Judul : Resensi Luka
Karya : Azzahra Kencana
-(sebuah cerpen)
.
.
.
.
.
.
.
.
.
."Lo udah tahu apa yang ingin Lo tuliskan?" Sebuah suara bertanya pada Annalise setelah cukup lama ia tenggelam dalam lamunannya ketika menatap selembar kertas putih yang menempel di papan ujiannya. Annalise menoleh meski ia masih dalam mode trans kesadarannya.
Di sebelah Annalise, pria yang tadi bersuara menatapnya dengan alis terangkat. Lalu perlahan bibirnya membentuk seutas senyum tipis. "Gue saranin sih cepat ya. Kelas udah hampir bubar." Ujarnya pelan. Kemudian ia melangkah meninggalkan Annalise.
Tatapan Annalise mengikuti pergerakan pria itu. Baru ia menyadari ruang teater kecil ini semakin menyepi. Sebagian orang yang tadi mengisi deretan bangku ini sudah mulai turun menyusuri tangga untuk mengumpulkan kertas tugas resensi mereka. Sedangkan Annalise masih setia dengan keadaan trans nya. Pikirannya kosong sama sekali. Sebelum kemudian ia sadar, belum ada goresan tinta lain di kertasnya selain nama dan jurusannya.
Annalise sedang berada dalam kelas kuliah umum.
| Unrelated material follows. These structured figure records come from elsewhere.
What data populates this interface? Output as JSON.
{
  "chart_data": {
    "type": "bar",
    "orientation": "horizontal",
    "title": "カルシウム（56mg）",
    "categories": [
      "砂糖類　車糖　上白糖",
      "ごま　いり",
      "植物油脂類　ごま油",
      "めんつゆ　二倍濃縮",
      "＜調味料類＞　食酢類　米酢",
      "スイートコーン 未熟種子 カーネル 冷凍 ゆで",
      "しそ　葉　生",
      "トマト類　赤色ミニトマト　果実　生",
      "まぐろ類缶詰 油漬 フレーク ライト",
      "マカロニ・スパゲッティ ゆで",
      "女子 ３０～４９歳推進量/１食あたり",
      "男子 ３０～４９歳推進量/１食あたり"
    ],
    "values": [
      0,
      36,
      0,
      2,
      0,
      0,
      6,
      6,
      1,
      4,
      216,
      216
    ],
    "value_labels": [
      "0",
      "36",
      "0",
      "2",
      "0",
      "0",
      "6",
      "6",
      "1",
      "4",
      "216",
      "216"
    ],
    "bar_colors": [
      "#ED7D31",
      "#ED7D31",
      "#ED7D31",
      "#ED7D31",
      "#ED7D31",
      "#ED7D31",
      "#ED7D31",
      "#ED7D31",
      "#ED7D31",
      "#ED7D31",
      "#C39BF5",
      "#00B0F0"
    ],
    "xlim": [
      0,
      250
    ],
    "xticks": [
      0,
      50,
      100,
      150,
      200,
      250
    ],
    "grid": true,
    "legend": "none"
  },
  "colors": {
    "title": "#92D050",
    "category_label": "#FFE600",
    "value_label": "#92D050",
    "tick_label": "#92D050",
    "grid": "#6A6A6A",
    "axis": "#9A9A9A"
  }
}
Mereka ditugaskan untuk menulis resensi tentang drama yang baru saja mereka tonton. Sebelum mereka memasuki materi pembahasan singkat yang nantinya langsung menuju ke penutupan. Tetapi bahkan sampai sekarang, Annalise masih belum tahu apa yang harus dituliskannya. Pikirannya seolah berkabut. Pertunjukkan yang tadi disiarkan untuk mereka berputar dibenaknya tanpa Annalise mampu mengeluarkan sepatah kata untuk dituangkan pada kertasnya. Seolah tubuhnya menolak memberi respon terhadap apa yang baru saja dicerna oleh hatinya. Annalise tidak mampu.
Ia menatap lembar kertasnya. Lalu bergeser kearah podium. Dimana dosennya kini berdiri sambil menghitung lembaran yang ada ditangannya. Annalise tahu cepat atau lambat, keabsenannya disadari oleh pria itu.
"Kurang tiga lembar. Ada dua mahasiswa yang absen kelas saya hari ini. Satu lembar lagi siapa?" Suara berwibawa itu terdengar dengan lantang. Disusul oleh dengungan para mahasiswa yang mempertanyakan siapa orang yang dimaksud.
"Annalise?" Suara pria paruh baya itu terdengar lagi. Membuat seluruh mahasiswa itu menolehkan kepalanya ke satu arah. Pada Annalise yang kini sedang duduk dengan tatapan kosong tanpa ekspresi pada tengah panggung diselimuti tatapan heran dan bingung para mahasiswa yang lain yang jelas mengenal dirinya.
"Annalise belum?"
"Kok bisa Annalise belum?"
"Masa dia belum?"
Pertanyaan itu samar silih berganti memasuki indera pendengaran Annalise. Tetapi ia masih diam sebagaimana si bisu ditengah gurun memohon pertolongan. Tidak ada yang bisa melihat kegundahan yang ia rasakan kecuali sang profesor. Mata elang ditengah Sahara.
"Ada pertanyaan, Ann?" Pertanyaan itu terlontar. Menarik atensi Annalise dari sorot panggung kosong hingga berpindah pada pria itu. Meski belum menghidupkan sepasang kekosongan sorot Annalise.
Annalise tahu itu bukan lagi sebuah pertanyaan sebenarnya. Lebih pada tuntutan pengakuan atas keganjilan yang tengah berlangsung dalam dirinya yang tampaknya disadari cukup banyak orang. Annalise tak lagi bisa bersembunyi dalam diamnya. Meski kelu terasa di setiap sisi lisannya.
"Saya... bingung, Prof." Keraguan, hanya itu yang keluar dari bibir Annalise. Ia tahu meninggalkan tanya dibenak banyak orang. Seorang Annalise tanpa sinarnya adalah hal baru untuk mereka. Bahkan pria paruh baya dengan gelar dosennya itu menatapnya dengan alis terangkat.
"Mengapa cinta menjadi salah satu alasan Rahwana untuk dibenci?" Annalise bertanya pelan.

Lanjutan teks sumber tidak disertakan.